Une refondation autour d'une idée cosmopolite
Plus de cent ans après la création du club, l'idée de lui redonner vie traverse l'esprit de Bertrand Maire lors d'un confinement en 2021. "J'avais envie de rejouer au baseball que je pratique depuis mon enfance. J'ai donc lancé l'idée de fonder un club auprès de mes amis baseballers ", lance l'ancien international français. Et c'est justement en se plongeant dans les archives de son sport, que ce cadre de l'INA, Institut national de l'audiovisuel, découvre l'existence du Ranelagh Baseball Club.
"En tant qu'habitant du 16ème arrondissement, je trouvais que c'était une bonne idée de remettre au goût du jour ce club historique" en gardant l'esprit d'une équipe cosmopolite. "Cela correspond à ma vision du sport. On doit créer un dialogue entre les pays à travers la performance".

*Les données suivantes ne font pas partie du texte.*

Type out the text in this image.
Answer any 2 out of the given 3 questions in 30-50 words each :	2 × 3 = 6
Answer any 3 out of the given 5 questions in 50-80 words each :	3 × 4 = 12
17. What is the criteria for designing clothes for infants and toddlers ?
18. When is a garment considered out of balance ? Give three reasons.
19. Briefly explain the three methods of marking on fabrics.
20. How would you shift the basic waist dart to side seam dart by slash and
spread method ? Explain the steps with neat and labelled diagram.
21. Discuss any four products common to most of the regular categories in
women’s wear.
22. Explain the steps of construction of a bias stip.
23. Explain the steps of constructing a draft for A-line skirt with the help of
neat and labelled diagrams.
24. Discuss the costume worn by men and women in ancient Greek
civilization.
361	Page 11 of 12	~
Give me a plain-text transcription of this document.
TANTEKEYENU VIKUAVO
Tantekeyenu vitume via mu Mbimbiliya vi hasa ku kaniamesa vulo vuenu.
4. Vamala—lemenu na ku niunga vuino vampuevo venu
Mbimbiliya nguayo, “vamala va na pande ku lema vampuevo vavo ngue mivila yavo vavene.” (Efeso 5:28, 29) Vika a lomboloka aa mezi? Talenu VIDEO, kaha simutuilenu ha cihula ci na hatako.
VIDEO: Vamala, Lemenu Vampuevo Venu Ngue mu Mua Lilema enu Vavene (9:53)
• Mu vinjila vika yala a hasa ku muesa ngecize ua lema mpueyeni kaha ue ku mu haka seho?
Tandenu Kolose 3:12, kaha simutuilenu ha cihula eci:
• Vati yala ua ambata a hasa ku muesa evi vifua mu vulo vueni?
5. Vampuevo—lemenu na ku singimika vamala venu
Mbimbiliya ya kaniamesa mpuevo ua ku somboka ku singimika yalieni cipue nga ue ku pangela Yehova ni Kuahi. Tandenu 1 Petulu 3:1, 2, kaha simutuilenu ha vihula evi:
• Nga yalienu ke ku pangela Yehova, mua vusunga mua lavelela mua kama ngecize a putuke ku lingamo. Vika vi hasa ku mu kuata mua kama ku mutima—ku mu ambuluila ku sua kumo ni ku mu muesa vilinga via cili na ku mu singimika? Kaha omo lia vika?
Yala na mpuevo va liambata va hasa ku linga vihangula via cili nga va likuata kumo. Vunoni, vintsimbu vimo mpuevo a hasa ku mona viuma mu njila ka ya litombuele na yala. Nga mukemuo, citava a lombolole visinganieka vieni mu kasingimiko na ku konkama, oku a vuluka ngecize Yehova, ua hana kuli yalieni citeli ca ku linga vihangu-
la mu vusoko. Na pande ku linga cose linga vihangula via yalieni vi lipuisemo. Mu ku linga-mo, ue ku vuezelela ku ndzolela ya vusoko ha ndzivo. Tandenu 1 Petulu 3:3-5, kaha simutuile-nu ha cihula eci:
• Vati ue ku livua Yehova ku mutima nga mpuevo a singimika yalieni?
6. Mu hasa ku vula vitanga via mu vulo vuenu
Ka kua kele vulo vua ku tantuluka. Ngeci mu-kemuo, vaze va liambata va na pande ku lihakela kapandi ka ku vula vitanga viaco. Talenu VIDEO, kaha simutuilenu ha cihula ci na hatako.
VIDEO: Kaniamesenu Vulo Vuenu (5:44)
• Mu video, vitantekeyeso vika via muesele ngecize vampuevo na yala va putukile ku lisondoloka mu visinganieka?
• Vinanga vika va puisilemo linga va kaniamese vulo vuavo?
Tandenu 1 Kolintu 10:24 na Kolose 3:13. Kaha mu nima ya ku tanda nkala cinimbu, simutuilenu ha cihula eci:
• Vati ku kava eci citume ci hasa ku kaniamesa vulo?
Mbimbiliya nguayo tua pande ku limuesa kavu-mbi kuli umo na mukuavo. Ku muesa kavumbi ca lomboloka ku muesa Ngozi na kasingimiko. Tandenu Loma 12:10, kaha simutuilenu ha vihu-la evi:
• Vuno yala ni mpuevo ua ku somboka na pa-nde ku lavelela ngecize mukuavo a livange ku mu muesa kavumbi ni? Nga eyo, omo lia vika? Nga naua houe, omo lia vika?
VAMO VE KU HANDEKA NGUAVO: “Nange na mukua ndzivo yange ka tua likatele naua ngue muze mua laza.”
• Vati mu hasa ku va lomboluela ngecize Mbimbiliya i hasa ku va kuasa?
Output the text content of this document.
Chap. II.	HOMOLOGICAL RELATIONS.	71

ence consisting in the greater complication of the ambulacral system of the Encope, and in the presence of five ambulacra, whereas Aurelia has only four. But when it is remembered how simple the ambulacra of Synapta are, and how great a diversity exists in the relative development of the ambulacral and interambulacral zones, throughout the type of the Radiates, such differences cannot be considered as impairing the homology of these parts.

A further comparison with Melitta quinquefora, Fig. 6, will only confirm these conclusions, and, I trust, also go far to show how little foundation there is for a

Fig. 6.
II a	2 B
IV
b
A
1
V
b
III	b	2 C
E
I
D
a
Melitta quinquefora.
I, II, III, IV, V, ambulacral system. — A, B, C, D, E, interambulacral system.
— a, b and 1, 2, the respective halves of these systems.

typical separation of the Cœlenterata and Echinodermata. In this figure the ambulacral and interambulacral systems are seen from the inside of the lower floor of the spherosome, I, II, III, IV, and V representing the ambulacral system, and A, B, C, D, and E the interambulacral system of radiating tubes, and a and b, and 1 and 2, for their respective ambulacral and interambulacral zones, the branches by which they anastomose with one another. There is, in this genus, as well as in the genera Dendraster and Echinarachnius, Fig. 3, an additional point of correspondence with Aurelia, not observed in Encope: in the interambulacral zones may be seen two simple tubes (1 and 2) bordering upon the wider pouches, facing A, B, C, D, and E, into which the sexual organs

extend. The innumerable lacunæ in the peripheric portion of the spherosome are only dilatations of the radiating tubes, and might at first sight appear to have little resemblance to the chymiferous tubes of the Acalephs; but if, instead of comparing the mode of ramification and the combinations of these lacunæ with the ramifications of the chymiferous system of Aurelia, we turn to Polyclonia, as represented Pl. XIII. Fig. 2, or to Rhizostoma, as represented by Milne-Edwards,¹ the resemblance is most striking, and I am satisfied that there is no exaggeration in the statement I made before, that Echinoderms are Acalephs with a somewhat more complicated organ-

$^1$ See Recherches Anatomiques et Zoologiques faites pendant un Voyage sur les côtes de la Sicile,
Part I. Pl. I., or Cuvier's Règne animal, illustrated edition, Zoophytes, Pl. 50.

Les membres-fondateurs se lancent alors dans un porte-à-porte pour attirer de nouveaux membres. Andy Mccough, originaire de Pennsylvanie et issu d'une famille de baseballers "J'ai beaucoup aimé l'innocence avec laquelle on joue ici. Aux États-Unis, tout est basé sur la performance dès le plus jeune âge. En France, on cherche avant tout à se faire plaisir", explique-t-il.
Celui-ci note une autre différence avec le jeu aux USA. "Ici, on se concentre sur les fondamentaux. Ce qui est important, car avant de vouloir marquer des points, il faut s'assurer que votre technique de lancer et de frappe soit bonne", insiste celui qui pratique le sport depuis l'âge de quatre ans.
Les États-Unis, c'est aussi la patrie de Christian Diaz, pourtant né à Moscou et ayant vécu au Panama et aux Pays-Bas. Il a repris le base-ball à Paris après plus de 20 ans d'arrêt. "J'avais pris une balle dans l'œil lors d'un match", se souvient-il. Il découvre le Ranelagh Baseball Club par le biais d'un voisin. "Jamais je n'aurais pensé qu'on joue au baseball à Paris, mais j'ai décidé de me rendre à un entraînement, et j'ai accroché tout de suite avec les autres".
Cette équipe à l'allure internationale compte au total 26 joueurs issus de 9 pays différents !
"Nous souhaitons réimplanter le baseball dans un de ses fiefs d'origine"
Depuis 2021, l'équipe cosmopolite alterne entraînements et matchs d'exhibition. "On s'organise entre nous en ramenant le matériel, il n'y pas vraiment d'entraîneurs, on se réfère à Bertrand, car c'est lui qui a le plus d'expérience", indique Christophe Leclercq qui a rejoint le club parisien en mars 2021. Les positions sur le terrain sont définies selon les spécificités de chacun. "Certains sont à l'aise à la course et s'occupent de frapper, ceux qui ont un bras plus puissant sont lanceurs, et ceux qui ont les meilleurs réflexes sont les attrapeurs", poursuit-il.
Dans l'avenir, Bertrand Maire souhaite développer la formation des jeunes à son sport qui compte aujourd'hui 15 000 licenciés en France. "C'est important pour nous d'attirer du monde chez les enfants et adolescents, afin de montrer que le baseball peut attirer à n'importe quel âge."
Autre objectif, à plus long terme, organiser un match de baseball lors des JO de Paris 2024. Une façon de rendre hommage à la première rencontre de baseball olympique organisée à Colombes il y a 100 ans. "Le Ranelagh avait fait une démonstration contre une équipe américaine. Ce serait un joli clin d'œil à l'histoire..."
Au-delà des ambitions olympiques, le club souhaite désormais bénéficier d'une licence pour intégrer le circuit compétitif et à terme le championnat de France. "L'objectif est de réimplanter notre sport dans un de ses fiefs d'origine en France", conclut Bertrand Maire.
La rencontre de ce dimanche contre le PUC est à suivre à l'Hippodrome d'Auteuil à 14h30.